A Stable Sense of Self and Other
By approximately age 3, and sometimes before, the toddler has developed a capacity which is at the core of all interactions with others for the remainder of life, namely the mental ability to maintain memories and images of the parents and other important persons for extended periods of time in their absence. So equipped, the young child is capable of providing himself or herself with emotional sustenance and relatedness..Mom and Dad and other important persons are captured and maintained in memory and can be related to and manipulated through fantasy. This capacity sets the stage for more complicated involvement with others in later stages of development. During the preschool years, the ability to maintain these vital mental images is jeopardized by prolonged absences from the primary caretakers. As childhood progresses, this danger diminishes.
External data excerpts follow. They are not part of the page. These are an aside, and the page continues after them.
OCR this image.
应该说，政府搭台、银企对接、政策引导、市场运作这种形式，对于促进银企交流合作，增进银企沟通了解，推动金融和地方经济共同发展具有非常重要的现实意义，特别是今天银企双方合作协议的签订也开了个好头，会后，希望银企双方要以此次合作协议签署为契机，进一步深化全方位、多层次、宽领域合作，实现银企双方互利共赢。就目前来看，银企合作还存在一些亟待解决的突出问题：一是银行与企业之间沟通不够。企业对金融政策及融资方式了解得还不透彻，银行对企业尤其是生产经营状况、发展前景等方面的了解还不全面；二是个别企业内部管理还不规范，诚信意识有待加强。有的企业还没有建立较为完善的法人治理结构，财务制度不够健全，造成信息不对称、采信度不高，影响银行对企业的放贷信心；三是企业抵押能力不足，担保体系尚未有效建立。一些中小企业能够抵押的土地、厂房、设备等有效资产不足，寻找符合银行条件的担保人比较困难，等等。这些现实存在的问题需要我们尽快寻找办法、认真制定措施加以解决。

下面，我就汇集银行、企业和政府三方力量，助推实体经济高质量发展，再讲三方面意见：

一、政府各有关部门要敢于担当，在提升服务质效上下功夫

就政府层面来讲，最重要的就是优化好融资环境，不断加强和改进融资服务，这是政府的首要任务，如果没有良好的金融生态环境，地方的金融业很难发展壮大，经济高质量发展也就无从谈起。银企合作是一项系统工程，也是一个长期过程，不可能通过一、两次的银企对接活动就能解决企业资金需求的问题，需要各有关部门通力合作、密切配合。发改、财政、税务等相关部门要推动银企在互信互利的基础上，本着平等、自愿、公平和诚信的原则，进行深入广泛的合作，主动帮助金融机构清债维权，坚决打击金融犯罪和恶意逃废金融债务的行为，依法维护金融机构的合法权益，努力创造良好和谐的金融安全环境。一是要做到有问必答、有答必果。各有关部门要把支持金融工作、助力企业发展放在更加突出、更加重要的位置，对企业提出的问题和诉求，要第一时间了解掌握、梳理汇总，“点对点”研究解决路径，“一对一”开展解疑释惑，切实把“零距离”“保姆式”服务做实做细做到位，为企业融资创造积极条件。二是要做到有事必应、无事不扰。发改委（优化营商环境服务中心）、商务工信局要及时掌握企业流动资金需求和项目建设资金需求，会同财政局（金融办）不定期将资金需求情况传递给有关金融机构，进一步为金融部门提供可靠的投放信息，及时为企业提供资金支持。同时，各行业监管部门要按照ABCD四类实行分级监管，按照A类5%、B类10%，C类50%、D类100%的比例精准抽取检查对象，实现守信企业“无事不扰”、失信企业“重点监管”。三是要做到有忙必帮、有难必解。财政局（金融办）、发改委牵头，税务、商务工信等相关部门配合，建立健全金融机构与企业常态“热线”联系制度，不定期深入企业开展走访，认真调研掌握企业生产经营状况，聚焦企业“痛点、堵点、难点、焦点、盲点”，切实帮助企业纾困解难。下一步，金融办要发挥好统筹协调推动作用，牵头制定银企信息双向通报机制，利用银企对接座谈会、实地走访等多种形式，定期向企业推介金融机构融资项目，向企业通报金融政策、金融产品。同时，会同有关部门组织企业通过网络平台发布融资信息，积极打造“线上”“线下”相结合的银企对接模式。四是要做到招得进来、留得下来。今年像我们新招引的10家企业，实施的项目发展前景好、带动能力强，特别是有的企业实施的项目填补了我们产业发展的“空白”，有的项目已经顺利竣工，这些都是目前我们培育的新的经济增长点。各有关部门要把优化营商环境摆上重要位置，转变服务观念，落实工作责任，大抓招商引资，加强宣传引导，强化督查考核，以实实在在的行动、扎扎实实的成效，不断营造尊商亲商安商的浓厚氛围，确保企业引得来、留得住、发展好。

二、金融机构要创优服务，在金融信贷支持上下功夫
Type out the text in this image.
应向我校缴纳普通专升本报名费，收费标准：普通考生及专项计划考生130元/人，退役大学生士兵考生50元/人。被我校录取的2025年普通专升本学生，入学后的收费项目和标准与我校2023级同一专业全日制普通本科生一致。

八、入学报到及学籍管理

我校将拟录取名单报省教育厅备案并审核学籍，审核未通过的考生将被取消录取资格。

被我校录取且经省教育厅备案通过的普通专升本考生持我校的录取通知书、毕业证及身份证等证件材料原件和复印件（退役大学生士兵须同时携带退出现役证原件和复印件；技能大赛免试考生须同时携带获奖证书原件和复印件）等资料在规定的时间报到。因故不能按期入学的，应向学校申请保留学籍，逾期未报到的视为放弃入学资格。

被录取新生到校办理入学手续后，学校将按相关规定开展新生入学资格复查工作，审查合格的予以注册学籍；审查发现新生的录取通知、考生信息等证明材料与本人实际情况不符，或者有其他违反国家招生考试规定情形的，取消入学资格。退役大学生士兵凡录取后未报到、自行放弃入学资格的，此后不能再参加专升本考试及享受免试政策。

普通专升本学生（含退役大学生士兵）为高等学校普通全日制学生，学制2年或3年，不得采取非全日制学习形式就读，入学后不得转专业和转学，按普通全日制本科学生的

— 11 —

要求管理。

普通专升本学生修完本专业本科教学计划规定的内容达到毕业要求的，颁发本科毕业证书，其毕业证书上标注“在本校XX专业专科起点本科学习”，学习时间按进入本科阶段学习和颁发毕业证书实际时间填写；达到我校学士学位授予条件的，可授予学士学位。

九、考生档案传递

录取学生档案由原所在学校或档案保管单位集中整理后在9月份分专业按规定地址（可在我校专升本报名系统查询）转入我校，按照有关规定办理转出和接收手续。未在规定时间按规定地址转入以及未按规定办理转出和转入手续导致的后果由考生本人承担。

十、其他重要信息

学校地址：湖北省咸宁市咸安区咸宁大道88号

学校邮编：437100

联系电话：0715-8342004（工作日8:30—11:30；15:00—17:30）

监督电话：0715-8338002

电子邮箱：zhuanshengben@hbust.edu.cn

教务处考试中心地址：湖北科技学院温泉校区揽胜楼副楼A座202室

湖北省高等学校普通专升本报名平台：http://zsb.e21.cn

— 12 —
In adults, the ability to maintain mental pictures and memories of figures from the past, even after prolonged absences, is almost unlimited. For example, think of a special childhood friend or college roommate whom you have not seen for many years. The mental image of the person can be readily recalled along with associated memories and feelings. Meeting such an individual after an absence of many years (often at high school reunions) demonstrates the tenacity of such images (and is often shocking because of the discrepancy between the mental picture based on the past and his or her current appearance and behavior.). Of course, before you criticize, take a look in the mirror. Unfortunately, it works both ways.
By the middle of the second year, toddlers begin to think of themselves as separate beings and have a mental picture of their appearance. By the age of 3 and often before, a stable core of self identity is firmly established.